Re: [PATCH v3 0/4] Improved seccomp logging
From: Tyler Hicks
Date: Mon May 01 2017 - 22:42:05 EST
On 04/27/2017 07:42 PM, Kees Cook wrote:
> On Thu, Apr 27, 2017 at 3:17 PM, Tyler Hicks <tyhicks@xxxxxxxxxxxxx> wrote:
>> Quick update... I finished the move from the high-water mark
>> log_max_action sysctl to the bitmask based actions_logged sysctl.
>> Unfortunately, I've just realized that SECCOMP_SET_LOGGING, or any
>> process-wide logging configuration mechanism, will not work. It is fine
>> for the situation where two unrelated processes set up seccomp filters
>> that should be logged differently. However, it fails when two closely
>> related processes, such as parent and child, need to set up seccomp
>> filters that should be logged differently. Imagine a launcher that sets
>> up an application sandbox (including a seccomp filter) and then launches
>> an electron app which will have its own seccomp filter for sandboxing
>> untrusted code that it runs. Unless the launcher and app completely
>> agree on actions that should be logged, the logging won't work as
>> intended for both processes.
> Oh, you mean the forked process sets up the logging it wants for the
> filters it just installed, then after exec a process sets up new
> logging requirements?
Yes - see below.
>> I think this needs to be configured at the filter level.

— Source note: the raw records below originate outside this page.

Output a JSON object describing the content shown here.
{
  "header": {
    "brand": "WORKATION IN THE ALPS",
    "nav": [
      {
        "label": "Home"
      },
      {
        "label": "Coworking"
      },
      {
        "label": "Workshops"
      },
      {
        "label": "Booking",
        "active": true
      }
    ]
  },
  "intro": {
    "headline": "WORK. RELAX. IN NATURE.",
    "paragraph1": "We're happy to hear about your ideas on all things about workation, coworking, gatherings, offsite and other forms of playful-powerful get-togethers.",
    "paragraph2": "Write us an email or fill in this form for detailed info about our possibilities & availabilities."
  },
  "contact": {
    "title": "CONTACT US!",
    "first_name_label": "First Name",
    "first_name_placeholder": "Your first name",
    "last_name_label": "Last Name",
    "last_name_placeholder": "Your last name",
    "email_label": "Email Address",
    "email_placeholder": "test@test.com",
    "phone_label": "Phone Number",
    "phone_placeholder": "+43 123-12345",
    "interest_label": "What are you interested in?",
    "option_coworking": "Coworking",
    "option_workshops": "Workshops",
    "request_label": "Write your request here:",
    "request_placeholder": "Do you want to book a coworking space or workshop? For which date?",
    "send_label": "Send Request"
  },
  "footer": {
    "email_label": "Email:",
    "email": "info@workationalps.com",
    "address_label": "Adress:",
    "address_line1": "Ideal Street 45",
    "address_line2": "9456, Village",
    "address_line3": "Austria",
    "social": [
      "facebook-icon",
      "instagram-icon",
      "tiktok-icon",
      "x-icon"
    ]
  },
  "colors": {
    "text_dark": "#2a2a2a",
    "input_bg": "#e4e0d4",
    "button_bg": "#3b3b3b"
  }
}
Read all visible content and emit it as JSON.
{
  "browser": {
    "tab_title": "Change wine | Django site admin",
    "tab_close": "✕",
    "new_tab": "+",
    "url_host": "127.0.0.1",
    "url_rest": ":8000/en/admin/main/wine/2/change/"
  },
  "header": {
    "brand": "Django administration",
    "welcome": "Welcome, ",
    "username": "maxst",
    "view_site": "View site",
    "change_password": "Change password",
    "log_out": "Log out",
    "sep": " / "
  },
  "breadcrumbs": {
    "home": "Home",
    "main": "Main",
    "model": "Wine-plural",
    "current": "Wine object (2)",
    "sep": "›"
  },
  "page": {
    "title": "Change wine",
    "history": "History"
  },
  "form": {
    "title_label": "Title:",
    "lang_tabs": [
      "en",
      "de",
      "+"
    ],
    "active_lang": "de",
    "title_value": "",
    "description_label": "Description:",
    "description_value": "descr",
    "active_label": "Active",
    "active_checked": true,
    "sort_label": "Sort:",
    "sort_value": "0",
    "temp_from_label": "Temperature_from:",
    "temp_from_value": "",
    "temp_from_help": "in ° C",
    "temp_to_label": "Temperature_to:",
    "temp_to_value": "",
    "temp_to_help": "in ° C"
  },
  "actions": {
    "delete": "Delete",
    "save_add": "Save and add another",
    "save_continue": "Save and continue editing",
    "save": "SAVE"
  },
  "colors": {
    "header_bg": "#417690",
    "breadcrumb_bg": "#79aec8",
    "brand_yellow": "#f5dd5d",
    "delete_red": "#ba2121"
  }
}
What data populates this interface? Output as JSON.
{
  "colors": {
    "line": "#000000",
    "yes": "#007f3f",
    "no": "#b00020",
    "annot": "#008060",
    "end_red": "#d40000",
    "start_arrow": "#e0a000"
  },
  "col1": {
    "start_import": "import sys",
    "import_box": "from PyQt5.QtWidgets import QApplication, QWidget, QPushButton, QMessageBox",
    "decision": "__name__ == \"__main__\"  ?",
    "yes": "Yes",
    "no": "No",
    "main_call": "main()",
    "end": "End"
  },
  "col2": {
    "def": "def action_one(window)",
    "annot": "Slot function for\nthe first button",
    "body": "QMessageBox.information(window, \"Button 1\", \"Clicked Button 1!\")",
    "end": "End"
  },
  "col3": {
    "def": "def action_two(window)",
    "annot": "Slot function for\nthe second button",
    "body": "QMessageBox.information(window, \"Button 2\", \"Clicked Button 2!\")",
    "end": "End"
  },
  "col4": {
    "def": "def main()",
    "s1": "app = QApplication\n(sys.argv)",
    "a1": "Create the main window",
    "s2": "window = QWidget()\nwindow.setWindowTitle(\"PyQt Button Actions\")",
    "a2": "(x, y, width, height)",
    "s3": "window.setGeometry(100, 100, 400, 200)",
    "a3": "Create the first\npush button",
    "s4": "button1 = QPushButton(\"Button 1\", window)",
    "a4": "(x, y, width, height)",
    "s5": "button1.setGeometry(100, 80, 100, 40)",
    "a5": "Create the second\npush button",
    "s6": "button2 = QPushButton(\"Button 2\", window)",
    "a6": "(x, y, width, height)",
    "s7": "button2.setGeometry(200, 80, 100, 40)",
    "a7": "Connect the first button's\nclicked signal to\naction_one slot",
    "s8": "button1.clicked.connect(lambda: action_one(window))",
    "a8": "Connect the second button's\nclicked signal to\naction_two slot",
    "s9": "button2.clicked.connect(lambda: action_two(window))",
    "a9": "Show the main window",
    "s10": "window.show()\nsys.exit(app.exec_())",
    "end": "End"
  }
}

> I'm not sure that's even the right way to compose the logging desires.
> So, my initial thought was "whatever ran SECCOMP_SET_LOGGING knows
> what it's doing" and it should be the actual value.
> If the launcher wants logs of everything the application does with its
> filters, then a purely-tied-to-filter approach won't work either.
> Perhaps log bits can only be enabled? I.e. SECCOMP_SET_LOGGING
> performs an OR instead of an assignment?
The problem that I'm envisioning with this design is this:
1. Launcher is told to launch Chrome and forks off a process.
2. Launcher sets up a filter using RET_ERRNO for all unacceptable
syscalls and enables auditing of RET_ERRNO.
3. Launcher execs Chrome.
4. Chrome then sets up its own, more restrictive filter that uses
RET_ERRNO, among other actions, but does not want auditing of RET_ERRNO.
If we use process-wide auditing controls, the logs will be filled with
RET_ERRNO messages that were unintended and unrelated to the RET_ERRNO
actions set up in the launcher's filter.
Unfortunately, the OR'ing idea doesn't solve the problem.